Des scientifiques, incluant un chercheur en chimie de l’Université d’État de l’Oregon, ont fait une avancée significative dans le domaine de l’informatique optique et de la mémoire. Ils ont découvert des nanocristaux luminescents capables de passer rapidement de l’état lumineux à l’obscurité et vice versa. Cette découverte pourrait jouer un rôle important dans l’évolution des technologies d’information.
« Les capacités exceptionnelles de commutation et de mémoire de ces nanocristaux pourraient un jour devenir essentielles pour l’informatique optique – une méthode permettant de traiter et de stocker rapidement l’information en utilisant des particules de lumière, qui se déplacent plus vite que tout autre objet dans l’univers », a indiqué Artiom Skripka, professeur assistant au College of Science de l’OSU. « Nos recherches pourraient améliorer l’intelligence artificielle et les technologies de l’information en général. »

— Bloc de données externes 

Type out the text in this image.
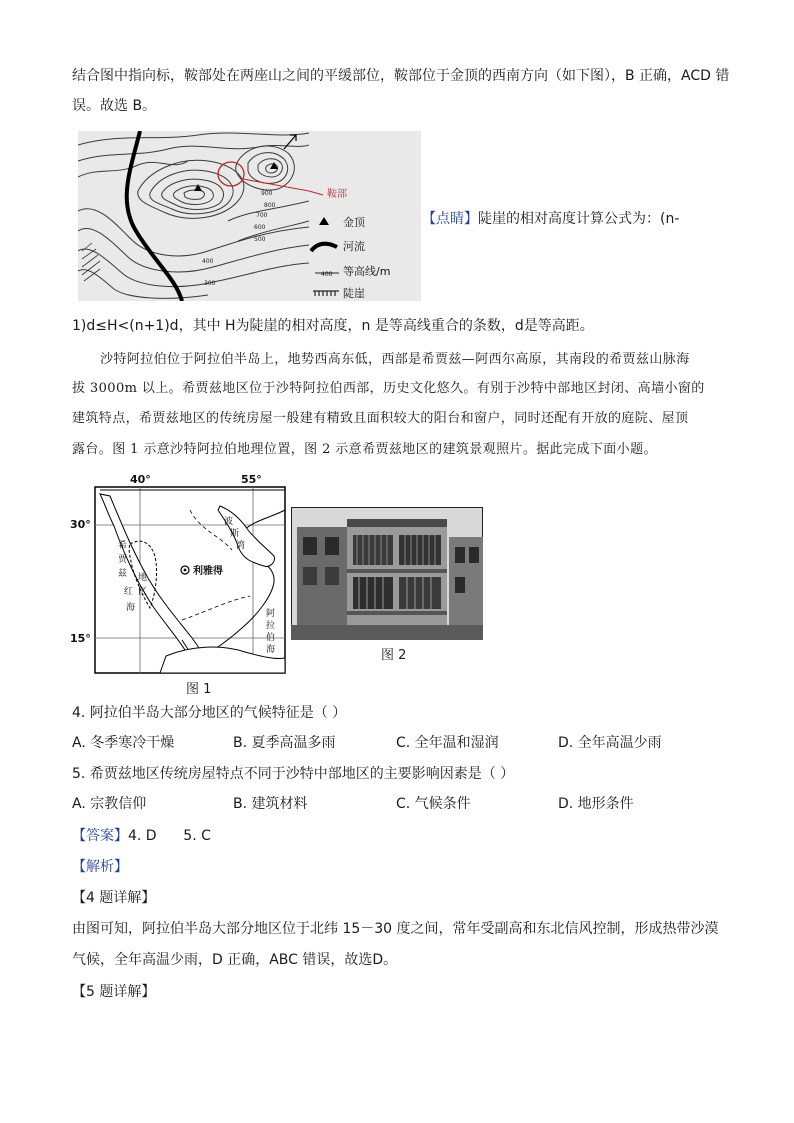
结合图中指向标，鞍部处在两座山之间的平缓部位，鞍部位于金顶的西南方向（如下图），B 正确，ACD 错
误。故选 B。
900
800
700
600
500
400
300
鞍部
金顶
河流
400 等高线/m
陡崖
【点睛】陡崖的相对高度计算公式为：(n-
1)d≤H<(n+1)d，其中 H为陡崖的相对高度，n 是等高线重合的条数，d是等高距。
沙特阿拉伯位于阿拉伯半岛上，地势西高东低，西部是希贾兹—阿西尔高原，其南段的希贾兹山脉海
拔 3000m 以上。希贾兹地区位于沙特阿拉伯西部，历史文化悠久。有别于沙特中部地区封闭、高墙小窗的
建筑特点，希贾兹地区的传统房屋一般建有精致且面积较大的阳台和窗户，同时还配有开放的庭院、屋顶
露台。图 1 示意沙特阿拉伯地理位置，图 2 示意希贾兹地区的建筑景观照片。据此完成下面小题。
40°	55°
30°
15°
利雅得
希
贾
兹 地
区
红
海
波
斯
湾
阿
拉
伯
海
图 1
图 2
4. 阿拉伯半岛大部分地区的气候特征是（ ）
A. 冬季寒冷干燥	B. 夏季高温多雨	C. 全年温和湿润	D. 全年高温少雨
5. 希贾兹地区传统房屋特点不同于沙特中部地区的主要影响因素是（ ）
A. 宗教信仰	B. 建筑材料	C. 气候条件	D. 地形条件
【答案】4. D      5. C
【解析】
【4 题详解】
由图可知，阿拉伯半岛大部分地区位于北纬 15－30 度之间，常年受副高和东北信风控制，形成热带沙漠
气候，全年高温少雨，D 正确，ABC 错误，故选D。
【5 题详解】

Le comportement optique des nanocristaux
Cette étude a été publiée dans la revue Nature Photonics et est le fruit d’une collaboration entre Artiom Skripka et des chercheurs des laboratoires nationaux de Berkeley, de l’Université Columbia et de l’Université autonome de Madrid. Elle se concentre sur un type de matériau appelé nanoparticules à avalanche.
Les nanomateriaux sont des fragments de matière dont les dimensions se situent entre un milliardième et un cent-milliardième de mètre. Les nanoparticules à avalanche sont particulièrement notées pour leur non-linéarité extrême dans leurs propriétés d’émission lumineuse – elles émettent de la lumière dont l’intensité peut augmenter de manière exponentielle avec une légère augmentation de l’intensité du laser qui les excite.
Les chercheurs ont étudié des nanocristaux composés de potassium, de chlore et de plomb, dopés avec du néodyme. À eux seuls, ces nanocristaux de chlorure de plomb et de potassium n’interagissent pas avec la lumière; cependant, en tant qu’hôtes, ils permettent à leurs ions de néodyme invités de gérer les signaux lumineux de manière plus efficace, les rendant utiles pour des applications en optoélectronique, la technologie laser et d’autres utilisations optiques.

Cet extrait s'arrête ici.